R. Aharon Lichtenstein, Varieties of Jewish Experience, pp. 251-252:
[W]e need to consider what has popularly become known as “the slippery slope”–the concern that acceptance of certain innovations, even if they are halakhically tenable, may invite pressures for further progressive change, resulting, incrementally, in the erosion of traditional sensibility or even outright halakhic violation. This issue has been raised most vigorously with respect to various initiatives concerning the role of women. Within the Torah world and the rabbinic establishment, response to these has been widely divergent. Some have contended that what the Shulhan Arukh does not proscribe could be regarded with favor. Others have rejected this premise as a general approach; and they have further resisted any innovation, particularly if fuelled by feminist ideology, on the grounds that it might lead to further demands or trigger a domino effect. And, there is, of course, a spectrum of intermediate responses. Here again, we need to maintain a dual watch. The concern about the slippery slope is, in principle, both legitimate and genuine. It is firmly rooted in Hazal, who anchored many gezerot upon it, as graphically illustrated in the Rambam’s explanation as to the basis of the prohibition against fowl cooked with milk [Mishneh Torah, Hilkhot Mamrim 2:9]…
In this case, one encounters outright de-oraita violation early in the chain. The principle is in force, however, even when that is not the case. Yet, in applying the principle, two factors need to be weighed. We shall have to evaluate, first, the likely course of events. How truly slippery is the slope? What innovation is likely, and how likely, to generate which kind of pressures? Second, we shall need to examine at what cost–whether in the form of possible alienation of certain constituencies or in the impairment or dilution of the quality of spiritual life–the presumed security of an ultra-conservative stance is being attained.
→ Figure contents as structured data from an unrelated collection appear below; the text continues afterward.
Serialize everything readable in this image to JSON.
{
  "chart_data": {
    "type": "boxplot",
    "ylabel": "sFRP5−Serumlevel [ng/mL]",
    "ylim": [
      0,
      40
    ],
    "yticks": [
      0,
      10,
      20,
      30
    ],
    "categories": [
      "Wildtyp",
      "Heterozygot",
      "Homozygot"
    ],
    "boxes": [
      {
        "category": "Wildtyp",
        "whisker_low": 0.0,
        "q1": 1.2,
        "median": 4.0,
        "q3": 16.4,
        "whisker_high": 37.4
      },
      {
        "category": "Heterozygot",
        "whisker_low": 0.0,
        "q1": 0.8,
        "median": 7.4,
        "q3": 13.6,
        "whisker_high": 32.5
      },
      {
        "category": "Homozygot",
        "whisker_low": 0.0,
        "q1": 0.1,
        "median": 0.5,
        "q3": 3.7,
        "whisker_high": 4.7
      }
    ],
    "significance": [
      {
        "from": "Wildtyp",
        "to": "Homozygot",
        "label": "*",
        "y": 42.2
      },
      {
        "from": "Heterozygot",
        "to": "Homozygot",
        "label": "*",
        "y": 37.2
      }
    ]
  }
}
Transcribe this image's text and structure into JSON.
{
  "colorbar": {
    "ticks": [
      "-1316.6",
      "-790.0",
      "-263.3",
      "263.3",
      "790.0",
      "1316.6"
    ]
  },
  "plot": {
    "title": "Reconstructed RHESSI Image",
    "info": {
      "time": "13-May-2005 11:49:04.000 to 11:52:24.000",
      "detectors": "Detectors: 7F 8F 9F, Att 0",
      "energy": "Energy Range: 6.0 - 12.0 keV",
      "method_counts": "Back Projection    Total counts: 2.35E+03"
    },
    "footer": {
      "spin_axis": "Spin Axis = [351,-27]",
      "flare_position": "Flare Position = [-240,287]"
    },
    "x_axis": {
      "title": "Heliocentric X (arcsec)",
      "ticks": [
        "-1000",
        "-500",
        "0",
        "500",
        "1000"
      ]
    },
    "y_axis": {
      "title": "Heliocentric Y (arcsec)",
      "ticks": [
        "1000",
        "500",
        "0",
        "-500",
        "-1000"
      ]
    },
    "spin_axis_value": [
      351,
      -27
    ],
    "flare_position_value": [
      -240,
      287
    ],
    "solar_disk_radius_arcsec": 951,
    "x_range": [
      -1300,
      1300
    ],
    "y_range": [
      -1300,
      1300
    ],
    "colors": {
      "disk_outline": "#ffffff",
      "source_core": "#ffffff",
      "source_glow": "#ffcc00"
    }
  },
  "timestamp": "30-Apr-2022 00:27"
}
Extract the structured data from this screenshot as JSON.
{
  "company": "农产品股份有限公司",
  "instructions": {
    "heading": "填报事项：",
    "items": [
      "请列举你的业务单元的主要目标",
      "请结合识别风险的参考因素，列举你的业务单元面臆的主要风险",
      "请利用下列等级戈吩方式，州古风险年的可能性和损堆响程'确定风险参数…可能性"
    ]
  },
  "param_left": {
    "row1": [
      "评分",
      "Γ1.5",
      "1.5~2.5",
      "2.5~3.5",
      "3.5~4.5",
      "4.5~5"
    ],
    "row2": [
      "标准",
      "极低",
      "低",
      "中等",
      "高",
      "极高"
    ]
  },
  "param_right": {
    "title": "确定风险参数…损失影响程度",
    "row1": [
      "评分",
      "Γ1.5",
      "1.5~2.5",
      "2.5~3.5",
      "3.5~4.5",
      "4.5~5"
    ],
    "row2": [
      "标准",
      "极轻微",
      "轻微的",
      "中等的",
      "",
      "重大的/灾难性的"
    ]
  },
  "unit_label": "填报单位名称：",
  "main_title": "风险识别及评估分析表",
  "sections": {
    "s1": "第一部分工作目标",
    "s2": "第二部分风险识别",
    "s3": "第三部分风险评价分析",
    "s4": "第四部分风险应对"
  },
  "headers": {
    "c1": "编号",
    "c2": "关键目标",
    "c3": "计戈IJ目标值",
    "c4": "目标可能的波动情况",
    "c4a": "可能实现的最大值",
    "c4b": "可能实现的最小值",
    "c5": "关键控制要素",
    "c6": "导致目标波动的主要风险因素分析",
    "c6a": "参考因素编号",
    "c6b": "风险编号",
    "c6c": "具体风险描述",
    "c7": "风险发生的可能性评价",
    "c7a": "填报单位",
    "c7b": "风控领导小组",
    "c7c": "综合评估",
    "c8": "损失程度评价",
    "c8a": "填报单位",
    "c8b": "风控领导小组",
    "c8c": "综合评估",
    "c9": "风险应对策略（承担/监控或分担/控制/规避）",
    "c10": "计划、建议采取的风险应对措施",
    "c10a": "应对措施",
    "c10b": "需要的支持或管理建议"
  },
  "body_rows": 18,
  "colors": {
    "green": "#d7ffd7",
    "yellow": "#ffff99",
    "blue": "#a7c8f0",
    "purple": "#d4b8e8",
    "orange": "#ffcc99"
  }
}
This last factor will itself require dual consideration, as we strive both to perceive the prospects of various alternative scenarios on the ground and to determine how much weight to assign this particular concern.
As for myself, I presume that, with respect to both the women’s issues, specifically, and the fear of the slippery slope, generally, I find myself somewhere in the middle–enthusiastically supportive of some changes, resistant to others, and ambivalent about many; but I take it that this is not the venue for dealing with the details of various agendas.